Am Montag ist Joachim Fest im Alter von 79 Jahren nach längerer Krankheit in seinem Haus im Taunus gestorben. „Ich nicht – Erinnerungen an eine Kindheit und Jugend“ nannte Fest seine Autobiografie. Von seinem Vater, einem Oberschulrat und überzeugten Katholiken, habe er diesen „Wahlspruch seines Lebens übernommen“, der zum Buch-Titel wurde, erklärte Fest: „Das Petrus-Wort aus dem Matthäus-Evangelium: Und wenn alle es tun – ego non. Ich nicht!“
In den politisch unruhigen 30er-Jahren prägte das regimefeindliche Elternhaus den am 8. Dezember 1926 in Berlin geborenen Fest. „Ich bin preußisch erzogen“, sagte Fest, der sich im Nachkriegsdeutschland einen Namen als „großer Konservativer“ machte und von 1973 bis 1993 Mitherausgeber der Frankfurter Allgemeinen Zeitung war. 1959 heiratet Fest. Einer seiner beiden Söhne, der Verleger Alexander Fest, bezeichnet ihn später in einem Interview als guten Vater, „weil er das erzieherische Gespräch liebte und dadurch selbst seinen erstaunlichen Mangel an Strenge überspielte“.

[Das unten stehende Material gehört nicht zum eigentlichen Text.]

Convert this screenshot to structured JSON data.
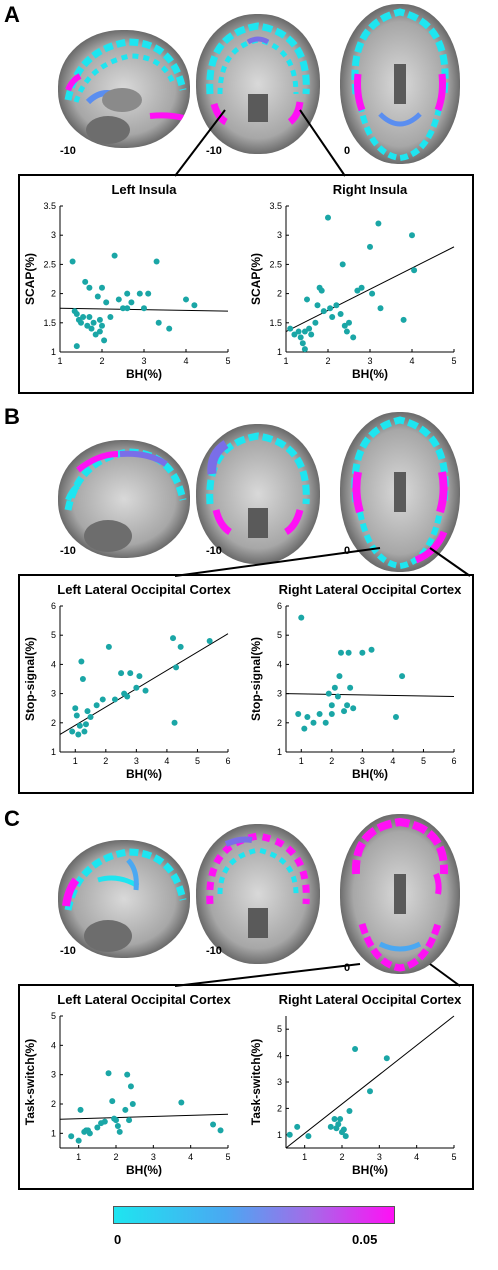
{
  "colors": {
    "point": "#1aa6a6",
    "cyan": "#1ee5f0",
    "magenta": "#ff10f5",
    "blue": "#5a8ef0"
  },
  "colorbar": {
    "min_label": "0",
    "max_label": "0.05"
  },
  "panels": [
    {
      "letter": "A",
      "slice_labels": [
        "-10",
        "-10",
        "0"
      ],
      "plots": [
        {
          "title": "Left Insula",
          "xlabel": "BH(%)",
          "ylabel": "SCAP(%)"
        },
        {
          "title": "Right Insula",
          "xlabel": "BH(%)",
          "ylabel": "SCAP(%)"
        }
      ]
    },
    {
      "letter": "B",
      "slice_labels": [
        "-10",
        "-10",
        "0"
      ],
      "plots": [
        {
          "title": "Left Lateral Occipital Cortex",
          "xlabel": "BH(%)",
          "ylabel": "Stop-signal(%)"
        },
        {
          "title": "Right Lateral Occipital Cortex",
          "xlabel": "BH(%)",
          "ylabel": "Stop-signal(%)"
        }
      ]
    },
    {
      "letter": "C",
      "slice_labels": [
        "-10",
        "-10",
        "0"
      ],
      "plots": [
        {
          "title": "Left Lateral Occipital Cortex",
          "xlabel": "BH(%)",
          "ylabel": "Task-switch(%)"
        },
        {
          "title": "Right Lateral Occipital Cortex",
          "xlabel": "BH(%)",
          "ylabel": "Task-switch(%)"
        }
      ]
    }
  ],
  "chart_data": [
    {
      "type": "scatter",
      "title": "Left Insula",
      "xlabel": "BH(%)",
      "ylabel": "SCAP(%)",
      "xlim": [
        1,
        5
      ],
      "ylim": [
        1,
        3.5
      ],
      "xticks": [
        "1",
        "2",
        "3",
        "4",
        "5"
      ],
      "yticks": [
        "1",
        "1.5",
        "2",
        "2.5",
        "3",
        "3.5"
      ],
      "x": [
        1.3,
        1.35,
        1.4,
        1.45,
        1.5,
        1.55,
        1.6,
        1.65,
        1.7,
        1.75,
        1.8,
        1.85,
        1.9,
        1.95,
        2.0,
        2.0,
        2.05,
        2.1,
        2.2,
        2.3,
        2.4,
        2.5,
        2.6,
        2.7,
        2.9,
        3.0,
        3.1,
        3.3,
        3.35,
        3.6,
        4.0,
        4.2,
        1.4,
        1.7,
        2.6,
        1.95
      ],
      "y": [
        2.55,
        1.7,
        1.1,
        1.55,
        1.5,
        1.6,
        2.2,
        1.45,
        1.6,
        1.4,
        1.5,
        1.3,
        1.95,
        1.55,
        2.1,
        1.45,
        1.2,
        1.85,
        1.6,
        2.65,
        1.9,
        1.75,
        2.0,
        1.85,
        2.0,
        1.75,
        2.0,
        2.55,
        1.5,
        1.4,
        1.9,
        1.8,
        1.65,
        2.1,
        1.75,
        1.35
      ],
      "fit": {
        "x": [
          1,
          5
        ],
        "y": [
          1.75,
          1.7
        ]
      }
    },
    {
      "type": "scatter",
      "title": "Right Insula",
      "xlabel": "BH(%)",
      "ylabel": "SCAP(%)",
      "xlim": [
        1,
        5
      ],
      "ylim": [
        1,
        3.5
      ],
      "xticks": [
        "1",
        "2",
        "3",
        "4",
        "5"
      ],
      "yticks": [
        "1",
        "1.5",
        "2",
        "2.5",
        "3",
        "3.5"
      ],
      "x": [
        1.1,
        1.2,
        1.3,
        1.35,
        1.4,
        1.45,
        1.5,
        1.6,
        1.7,
        1.75,
        1.8,
        1.85,
        1.9,
        2.0,
        2.05,
        2.1,
        2.2,
        2.3,
        2.4,
        2.45,
        2.5,
        2.6,
        2.7,
        2.8,
        3.0,
        3.05,
        3.2,
        3.25,
        3.8,
        4.0,
        4.05,
        1.45,
        1.55,
        2.35
      ],
      "y": [
        1.4,
        1.3,
        1.35,
        1.25,
        1.15,
        1.05,
        1.9,
        1.3,
        1.5,
        1.8,
        2.1,
        2.05,
        1.7,
        3.3,
        1.75,
        1.6,
        1.8,
        1.65,
        1.45,
        1.35,
        1.5,
        1.25,
        2.05,
        2.1,
        2.8,
        2.0,
        3.2,
        1.75,
        1.55,
        3.0,
        2.4,
        1.35,
        1.4,
        2.5
      ],
      "fit": {
        "x": [
          1,
          5
        ],
        "y": [
          1.35,
          2.8
        ]
      }
    },
    {
      "type": "scatter",
      "title": "Left Lateral Occipital Cortex",
      "xlabel": "BH(%)",
      "ylabel": "Stop-signal(%)",
      "xlim": [
        0.5,
        6
      ],
      "ylim": [
        1,
        6
      ],
      "xticks": [
        "1",
        "2",
        "3",
        "4",
        "5",
        "6"
      ],
      "yticks": [
        "1",
        "2",
        "3",
        "4",
        "5",
        "6"
      ],
      "x": [
        0.9,
        1.0,
        1.1,
        1.15,
        1.2,
        1.25,
        1.3,
        1.35,
        1.4,
        1.5,
        1.7,
        1.9,
        2.1,
        2.3,
        2.5,
        2.6,
        2.7,
        2.8,
        3.0,
        3.1,
        3.3,
        4.2,
        4.25,
        4.3,
        4.45,
        5.4,
        1.05
      ],
      "y": [
        1.7,
        2.5,
        1.6,
        1.9,
        4.1,
        3.5,
        1.7,
        1.95,
        2.4,
        2.2,
        2.6,
        2.8,
        4.6,
        2.8,
        3.7,
        3.0,
        2.9,
        3.7,
        3.2,
        3.6,
        3.1,
        4.9,
        2.0,
        3.9,
        4.6,
        4.8,
        2.25
      ],
      "fit": {
        "x": [
          0.5,
          6
        ],
        "y": [
          1.6,
          5.05
        ]
      }
    },
    {
      "type": "scatter",
      "title": "Right Lateral Occipital Cortex",
      "xlabel": "BH(%)",
      "ylabel": "Stop-signal(%)",
      "xlim": [
        0.5,
        6
      ],
      "ylim": [
        1,
        6
      ],
      "xticks": [
        "1",
        "2",
        "3",
        "4",
        "5",
        "6"
      ],
      "yticks": [
        "1",
        "2",
        "3",
        "4",
        "5",
        "6"
      ],
      "x": [
        0.9,
        1.0,
        1.1,
        1.2,
        1.4,
        1.6,
        1.8,
        1.9,
        2.0,
        2.1,
        2.2,
        2.25,
        2.3,
        2.4,
        2.5,
        2.55,
        2.6,
        2.7,
        3.0,
        3.3,
        4.1,
        4.3,
        2.0
      ],
      "y": [
        2.3,
        5.6,
        1.8,
        2.2,
        2.0,
        2.3,
        2.0,
        3.0,
        2.6,
        3.2,
        2.9,
        3.6,
        4.4,
        2.4,
        2.6,
        4.4,
        3.2,
        2.5,
        4.4,
        4.5,
        2.2,
        3.6,
        2.3
      ],
      "fit": {
        "x": [
          0.5,
          6
        ],
        "y": [
          3.0,
          2.9
        ]
      }
    },
    {
      "type": "scatter",
      "title": "Left Lateral Occipital Cortex",
      "xlabel": "BH(%)",
      "ylabel": "Task-switch(%)",
      "xlim": [
        0.5,
        5
      ],
      "ylim": [
        0.5,
        5
      ],
      "xticks": [
        "1",
        "2",
        "3",
        "4",
        "5"
      ],
      "yticks": [
        "1",
        "2",
        "3",
        "4",
        "5"
      ],
      "x": [
        0.8,
        1.0,
        1.05,
        1.15,
        1.2,
        1.3,
        1.5,
        1.6,
        1.7,
        1.8,
        1.9,
        1.95,
        2.0,
        2.05,
        2.1,
        2.25,
        2.3,
        2.35,
        2.4,
        2.45,
        3.75,
        4.6,
        4.8,
        1.25
      ],
      "y": [
        0.9,
        0.75,
        1.8,
        1.05,
        1.1,
        1.0,
        1.2,
        1.35,
        1.4,
        3.05,
        2.1,
        1.5,
        1.45,
        1.25,
        1.05,
        1.8,
        3.0,
        1.45,
        2.6,
        2.0,
        2.05,
        1.3,
        1.1,
        1.1
      ],
      "fit": {
        "x": [
          0.5,
          5
        ],
        "y": [
          1.48,
          1.65
        ]
      }
    },
    {
      "type": "scatter",
      "title": "Right Lateral Occipital Cortex",
      "xlabel": "BH(%)",
      "ylabel": "Task-switch(%)",
      "xlim": [
        0.5,
        5
      ],
      "ylim": [
        0.5,
        5.5
      ],
      "xticks": [
        "1",
        "2",
        "3",
        "4",
        "5"
      ],
      "yticks": [
        "1",
        "2",
        "3",
        "4",
        "5"
      ],
      "x": [
        0.6,
        0.8,
        1.1,
        1.7,
        1.8,
        1.9,
        1.95,
        2.0,
        2.05,
        2.1,
        2.2,
        2.35,
        2.75,
        3.2,
        1.85
      ],
      "y": [
        1.0,
        1.3,
        0.95,
        1.3,
        1.6,
        1.4,
        1.6,
        1.1,
        1.2,
        0.95,
        1.9,
        4.25,
        2.65,
        3.9,
        1.25
      ],
      "fit": {
        "x": [
          0.5,
          5
        ],
        "y": [
          0.5,
          5.5
        ]
      }
    }
  ]
}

Für ein politisches Lager ließ sich Fest nicht vereinnahmen. Er nannte Konrad Adenauer (CDU) und Helmut Schmidt (SPD) in einem Atemzug „die bedeutendsten Kanzler der Republik“ und bot zuvor als Chefredakteur des NDR (1963-1968) Hamburger Lokalpolitikern die Stirn, die mehr CDU-Gewicht in der Personalpolitik des Hauses forderten. Die Konsequenz: Fest, der CDU-Abgeordneter in Berlin-Neukölln war, wurde aus der Partei ausgeschlossen, was er indes kaum bedauerte: „Das politische Engagement war ein Irrweg, ich gehörte da nicht hin.“
Stattdessen suchte er andere politische Auseinandersetzungen: Ausgerechnet mit Ulrike Meinhof, der späteren RAF-Terroristin, verband ihn eine Freundschaft. Dass er keine Scheu vor Kontroversen hatte, bewies Fest nicht zuletzt als „FAZ“-Feuilletonchef: 1986 bot er dem Historiker Ernst Nolte ein Forum, der den Massenmord der Nazis an Juden als Reaktion auf frühere Gräueltaten während der Russischen Revolution relativierte. Es folgte der berühmte „Historikerstreit“.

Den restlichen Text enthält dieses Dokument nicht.